Lafayette Sneaks to America and Meets George Washington

But it wasn't such an easy matter just to go over to America.  First of all, King Louis XVI denied him permission to go. But the defiant young officer simply ignored the King's order and left for America in early 1777. James Lovell, a Congressman  saw in the 19 year old a man 
of substance and recommended him for the rank of Major General. Lafayette met Washington on Aug. 5 (right), and the two men immediately formed a strong bond.  Washington had no natural son of his own so naturally he was warmed by Lafayette's enthusiasm and positive attitude for the American cause. Lafayette stood in awe of Washington: "Although he was surrounded by officers and citizens, it was impossible to mistake for a moment his majestic figure and deportment; nor was he less distinguished by the noble affability of his manner." he wrote later in his memoirs. Indeed, the two men would develop a father and son relationship during the war.

Lafayette Serves in Combat 

Washington assigned Lafayette to join in a tough battle to turn the American flank at the Battle of Brandywine Creek, where he served under the command of Gen. John Sullivan's forces. Sullivan was being surrounded, and was obliged to retreat, but Lafayette distinguished himself in this action, sustaining a wounded leg. Washington sent his  
own surgeons to tend to the wound telling them: "Treat him as if he were my son." Lafayette gradually became a trusted member of Washington's inner circle. He also shared in the misery of the brutal winter of 1777 at Valley Forge. The Marquis also took part in the Battle of Monmouth (June 28, 1778). After this he returned to France to take part in the organizing of troops to go to America as a part of the new Alliance between France and the new United States.  Overall command of these troops was given to the Comte de Rochambeau (above).
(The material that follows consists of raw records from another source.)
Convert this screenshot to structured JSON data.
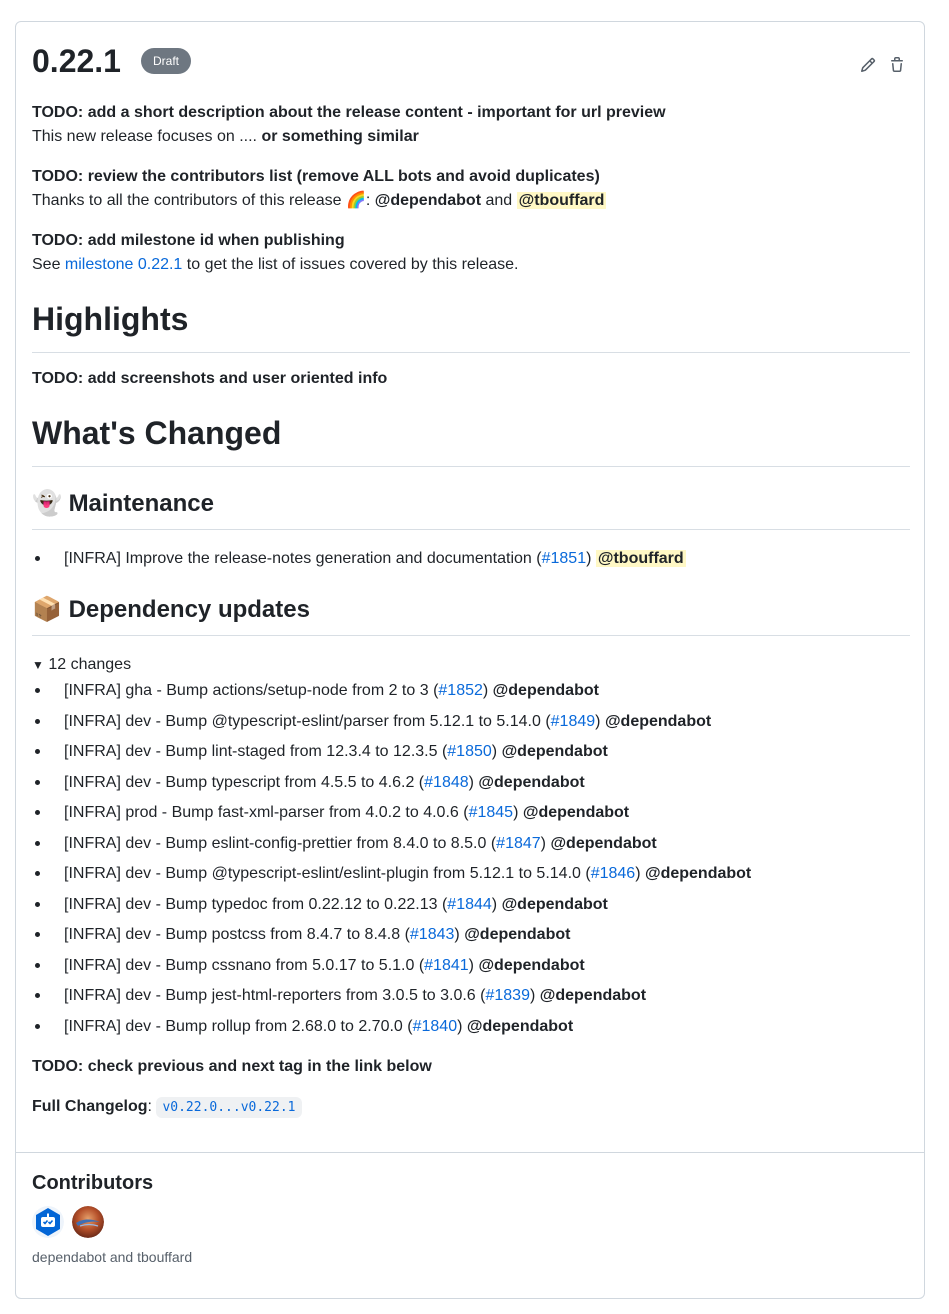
{
  "release": {
    "version": "0.22.1",
    "badge": "Draft",
    "edit_icon": "pencil-icon",
    "delete_icon": "trash-icon"
  },
  "intro": {
    "todo1": "TODO: add a short description about the release content - important for url preview",
    "desc_text": "This new release focuses on .... ",
    "desc_bold": "or something similar",
    "todo2": "TODO: review the contributors list (remove ALL bots and avoid duplicates)",
    "thanks_text": "Thanks to all the contributors of this release ",
    "thanks_emoji": "🌈",
    "thanks_colon": ": ",
    "mention1": "@dependabot",
    "and_text": " and ",
    "mention2": "@tbouffard",
    "todo3": "TODO: add milestone id when publishing",
    "see_text": "See ",
    "milestone_link": "milestone 0.22.1",
    "see_rest": " to get the list of issues covered by this release."
  },
  "highlights": {
    "heading": "Highlights",
    "todo": "TODO: add screenshots and user oriented info"
  },
  "changed": {
    "heading": "What's Changed",
    "maintenance": {
      "emoji": "👻",
      "heading": "Maintenance",
      "item": {
        "text": "[INFRA] Improve the release-notes generation and documentation (",
        "pr": "#1851",
        "close": ") ",
        "author": "@tbouffard"
      }
    },
    "deps": {
      "emoji": "📦",
      "heading": "Dependency updates",
      "summary": "12 changes",
      "items": [
        {
          "text": "[INFRA] gha - Bump actions/setup-node from 2 to 3 (",
          "pr": "#1852",
          "author": "@dependabot"
        },
        {
          "text": "[INFRA] dev - Bump @typescript-eslint/parser from 5.12.1 to 5.14.0 (",
          "pr": "#1849",
          "author": "@dependabot"
        },
        {
          "text": "[INFRA] dev - Bump lint-staged from 12.3.4 to 12.3.5 (",
          "pr": "#1850",
          "author": "@dependabot"
        },
        {
          "text": "[INFRA] dev - Bump typescript from 4.5.5 to 4.6.2 (",
          "pr": "#1848",
          "author": "@dependabot"
        },
        {
          "text": "[INFRA] prod - Bump fast-xml-parser from 4.0.2 to 4.0.6 (",
          "pr": "#1845",
          "author": "@dependabot"
        },
        {
          "text": "[INFRA] dev - Bump eslint-config-prettier from 8.4.0 to 8.5.0 (",
          "pr": "#1847",
          "author": "@dependabot"
        },
        {
          "text": "[INFRA] dev - Bump @typescript-eslint/eslint-plugin from 5.12.1 to 5.14.0 (",
          "pr": "#1846",
          "author": "@dependabot"
        },
        {
          "text": "[INFRA] dev - Bump typedoc from 0.22.12 to 0.22.13 (",
          "pr": "#1844",
          "author": "@dependabot"
        },
        {
          "text": "[INFRA] dev - Bump postcss from 8.4.7 to 8.4.8 (",
          "pr": "#1843",
          "author": "@dependabot"
        },
        {
          "text": "[INFRA] dev - Bump cssnano from 5.0.17 to 5.1.0 (",
          "pr": "#1841",
          "author": "@dependabot"
        },
        {
          "text": "[INFRA] dev - Bump jest-html-reporters from 3.0.5 to 3.0.6 (",
          "pr": "#1839",
          "author": "@dependabot"
        },
        {
          "text": "[INFRA] dev - Bump rollup from 2.68.0 to 2.70.0 (",
          "pr": "#1840",
          "author": "@dependabot"
        }
      ],
      "close": ") "
    }
  },
  "footer": {
    "todo": "TODO: check previous and next tag in the link below",
    "changelog_label": "Full Changelog",
    "colon": ": ",
    "changelog_link": "v0.22.0...v0.22.1"
  },
  "contributors": {
    "heading": "Contributors",
    "names": "dependabot and tbouffard",
    "avatars": [
      "dependabot-avatar",
      "tbouffard-avatar"
    ]
  },
  "colors": {
    "link": "#0969da",
    "highlight": "#fff8c5",
    "badge": "#6e7781",
    "dependabot_blue": "#0366d6"
  }
}
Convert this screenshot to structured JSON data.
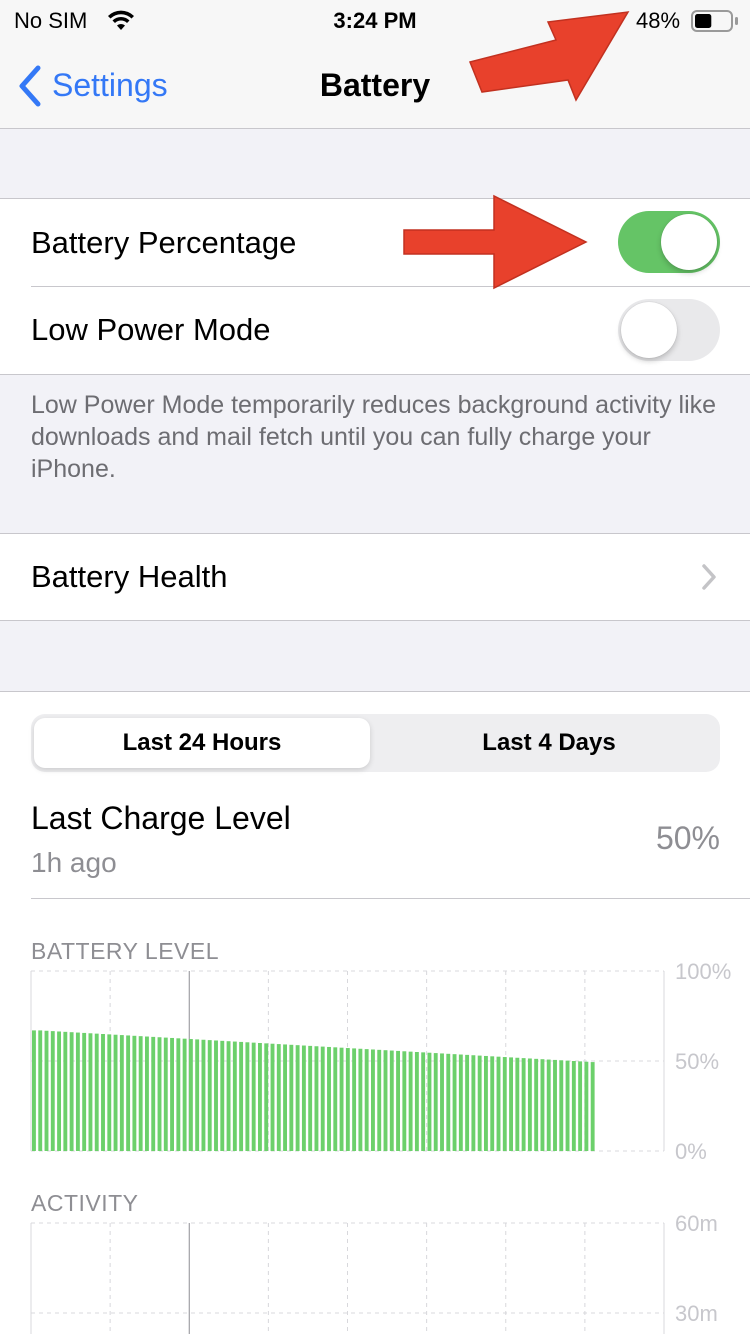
{
  "status_bar": {
    "carrier": "No SIM",
    "time": "3:24 PM",
    "battery_percent": "48%",
    "battery_fill_fraction": 0.48
  },
  "nav": {
    "back_label": "Settings",
    "title": "Battery"
  },
  "settings": {
    "battery_percentage": {
      "label": "Battery Percentage",
      "enabled": true
    },
    "low_power_mode": {
      "label": "Low Power Mode",
      "enabled": false
    },
    "low_power_note": "Low Power Mode temporarily reduces background activity like downloads and mail fetch until you can fully charge your iPhone.",
    "battery_health": {
      "label": "Battery Health"
    }
  },
  "usage": {
    "tabs": [
      {
        "label": "Last 24 Hours",
        "selected": true
      },
      {
        "label": "Last 4 Days",
        "selected": false
      }
    ],
    "last_charge": {
      "label": "Last Charge Level",
      "time": "1h ago",
      "value": "50%"
    }
  },
  "colors": {
    "accent": "#3478f6",
    "toggle_on": "#65c466",
    "bar": "#6cd06b",
    "annotation_arrow": "#e8412c"
  },
  "chart_data": [
    {
      "type": "bar",
      "title": "BATTERY LEVEL",
      "y_ticks": [
        "100%",
        "50%",
        "0%"
      ],
      "ylim": [
        0,
        100
      ],
      "values": [
        67,
        67,
        66.8,
        66.6,
        66.4,
        66.2,
        66,
        65.8,
        65.6,
        65.4,
        65.2,
        65,
        64.8,
        64.6,
        64.4,
        64.2,
        64,
        63.8,
        63.6,
        63.4,
        63.2,
        63,
        62.8,
        62.6,
        62.4,
        62.2,
        62,
        61.8,
        61.6,
        61.4,
        61.2,
        61,
        60.8,
        60.6,
        60.4,
        60.2,
        60,
        59.8,
        59.6,
        59.4,
        59.2,
        59,
        58.8,
        58.6,
        58.4,
        58.2,
        58,
        57.8,
        57.6,
        57.4,
        57.2,
        57,
        56.8,
        56.6,
        56.4,
        56.2,
        56,
        55.8,
        55.6,
        55.4,
        55.2,
        55,
        54.8,
        54.6,
        54.4,
        54.2,
        54,
        53.8,
        53.6,
        53.4,
        53.2,
        53,
        52.8,
        52.6,
        52.4,
        52.2,
        52,
        51.8,
        51.6,
        51.4,
        51.2,
        51,
        50.8,
        50.6,
        50.4,
        50.2,
        50,
        49.8,
        49.6,
        49.4
      ],
      "grid": true
    },
    {
      "type": "bar",
      "title": "ACTIVITY",
      "y_ticks": [
        "60m",
        "30m"
      ],
      "ylim": [
        0,
        60
      ],
      "values": [],
      "grid": true
    }
  ]
}
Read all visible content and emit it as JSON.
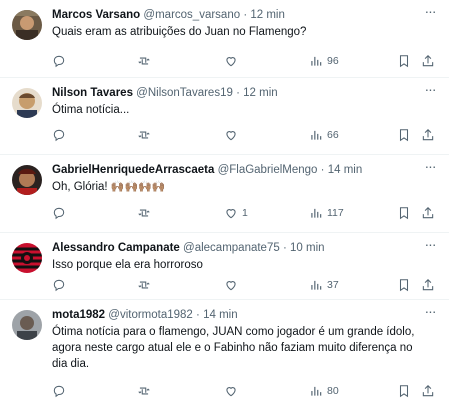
{
  "tweets": [
    {
      "name": "Marcos Varsano",
      "handle": "@marcos_varsano",
      "dot": "·",
      "time": "12 min",
      "text": "Quais eram as atribuições do Juan no Flamengo?",
      "replies": "",
      "likes": "",
      "views": "96"
    },
    {
      "name": "Nilson Tavares",
      "handle": "@NilsonTavares19",
      "dot": "·",
      "time": "12 min",
      "text": "Ótima notícia...",
      "replies": "",
      "likes": "",
      "views": "66"
    },
    {
      "name": "GabrielHenriquedeArrascaeta",
      "handle": "@FlaGabrielMengo",
      "dot": "·",
      "time": "14 min",
      "text": "Oh, Glória!",
      "emoji": "🙌🏽🙌🏽🙌🏽🙌🏽",
      "replies": "",
      "likes": "1",
      "views": "117"
    },
    {
      "name": "Alessandro Campanate",
      "handle": "@alecampanate75",
      "dot": "·",
      "time": "10 min",
      "text": "Isso porque ela era horroroso",
      "replies": "",
      "likes": "",
      "views": "37"
    },
    {
      "name": "mota1982",
      "handle": "@vitormota1982",
      "dot": "·",
      "time": "14 min",
      "text": "Ótima notícia para o flamengo, JUAN como jogador é um grande ídolo, agora neste cargo atual ele e o Fabinho não faziam muito diferença no dia dia.",
      "replies": "",
      "likes": "",
      "views": "80"
    }
  ],
  "colors": {
    "text": "#0f1419",
    "secondary": "#536471",
    "divider": "#eff3f4"
  },
  "icons": [
    "more-icon",
    "reply-icon",
    "retweet-icon",
    "like-icon",
    "views-icon",
    "bookmark-icon",
    "share-icon"
  ]
}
Lafayette is There at the End

By the summer of 1781, Lafayette had returned to the U.S. and was assigned to lead troops in Virginia along with other generals such as "Mad" Anthony Wayne to attack the British foraging parties as well as their rearguard. These various raids kept the British under Gen. Lord Cornwallis from bringing the Americans to full battle until he finally withdrew to the Peninsula at Yorktown, Virginia. There Cornwallis 
found himself being encircled with his back to the sea, and the combined armies of the Americans and the French. On Sept. 5, 1781 in the Battle of Virginia Capes the British fleet was decisively defeated by the French. By now the land vice was tightening.  In fact, Washington's own forces linked up with those of Lafayette on Sept. 14. With his sea escape cut off, and the French and the Americans barking at the door, Cornwallis gave up the ghost and surrendered his army on Oct. 18, 1781 at a ceremony (above) in which Lafayette gladly took part.

"Hero of Two Worlds"

Upon his return to France in January of 1782 Lafayette was hailed as a national hero, in fact "A Hero of Two Worlds" for his service to France and to America. But revolution was in the air in France of a much bloodier kind than it had been in America. With help from Thomas Jefferson - the U.S. Ambassador - He was part writer of the Declaration of the Rights of Man and of the Citizen. When the Bastille was stormed
in July of 1789 and a revolutionary government was formed, Lafayette sent the key to the old prison (left) to George Washington as a symbol of French freedom from tyranny. This "Hero of Two Worlds" attempted to steer a middle course between the extremes of the men who unleashed wholesale executions via the Guillotine during the Terror.  His arrest was ordered by radicals in Aug. of 1792.  He attempted to escape but was captured by the Austrians spending 5 years in jail. But the government of Napoleon Bonaparte restored his French citizenship on March 1, 1800. He made a grand tour of America in 1824 to an adoring reception.  He died on May 20 1834 at the age of 76.